Researches On The Construction Of EphA3 Gene Stable-expressed Cell Models

EphA3 is a new gene, and the reference about EphA3 is scarcely. The previous research in our laboratory found that the expression of EphA3 was relevant to that of PC-1 gene. This relevance stimulates us to think that EphA3 may play some role in the progress of prostate cancer.Therefore, eukaryotic expression plasmid, that is, pcDNA3.1(-)/myc-his-EphA3, was constructed in order to examine our hypothesis. Then NIH3T3-EphA3,NIH3T3-null cell lines were acquired through stable cell transfection. Finally the MTT, plate colony formation assay, soft agar colony formation were used respectively to observe the effect of EphA3 gene expression on tumor development and progression in NIH3T3. The results show that extraneous EphA3 gene stably expressed mouse fibroblast cell line was successfully established. The integration and expression of extraneous EphA3 gene in NIH3T3 was confirmed by western blot analysis.
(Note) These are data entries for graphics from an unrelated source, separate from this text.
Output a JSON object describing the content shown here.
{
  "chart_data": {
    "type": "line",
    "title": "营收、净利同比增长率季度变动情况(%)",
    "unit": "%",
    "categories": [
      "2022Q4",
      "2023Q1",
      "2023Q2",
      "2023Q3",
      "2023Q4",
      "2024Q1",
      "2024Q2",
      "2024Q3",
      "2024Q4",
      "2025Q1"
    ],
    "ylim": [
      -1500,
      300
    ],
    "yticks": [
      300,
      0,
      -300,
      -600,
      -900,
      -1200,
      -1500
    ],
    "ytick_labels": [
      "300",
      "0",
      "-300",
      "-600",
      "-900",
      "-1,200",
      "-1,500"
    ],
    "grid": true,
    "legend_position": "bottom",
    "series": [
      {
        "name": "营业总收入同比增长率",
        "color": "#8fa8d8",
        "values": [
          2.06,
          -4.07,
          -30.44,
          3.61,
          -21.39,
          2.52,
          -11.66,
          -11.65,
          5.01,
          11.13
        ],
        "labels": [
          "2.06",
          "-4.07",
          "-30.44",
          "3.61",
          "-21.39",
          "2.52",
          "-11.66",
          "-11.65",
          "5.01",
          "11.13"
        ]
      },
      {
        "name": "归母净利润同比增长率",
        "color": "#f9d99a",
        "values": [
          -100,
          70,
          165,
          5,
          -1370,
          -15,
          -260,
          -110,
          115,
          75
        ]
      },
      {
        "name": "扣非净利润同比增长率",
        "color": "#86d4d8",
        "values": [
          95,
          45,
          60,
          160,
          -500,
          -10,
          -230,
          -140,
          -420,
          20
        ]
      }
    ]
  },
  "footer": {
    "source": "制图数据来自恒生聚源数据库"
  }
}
Comparing with the parental cells and the cells tranfected with empty vector, the EphA3 gene transfectants acquired the ability of forming clone quickly and growing on soft agar.Moreover, pcDNA3.1-EphA3-IRES-PC-1 was also constructed for the comprehensive understand of EphA3 gene through comparing with PC-1 gene. As a result, EphA3 overexpression cell line LNCaP-EphA3, PC-1 overexpression cell line LNCaP-PC-1, EphA3 and PC-1 overexpression simultaneously cell line LNCaP-EphA3-PC-1 were established at the same time. Then observed the effect of EphA3/ PC-1 through the methods as above.The result demonstrated that EphA3 can play an important role in the progression of prostate cancer, which acted like PC-1. All the results revealed that EphA3 gene is a positive-relevance gene of prostate cancer, and that it can stimulate the prostate cancer move to more serious levels.In addition, the serial functional assay showed that EphA3 gene was oncogene, but the molecular mechanisms of such function were also kept in a closed box. Thus nine plasmids were constructed in order to reveal the course of signal pathways. And four of them were induced by IPTG successfully, which will be used for the assay of GST- Pull down, CO-IP.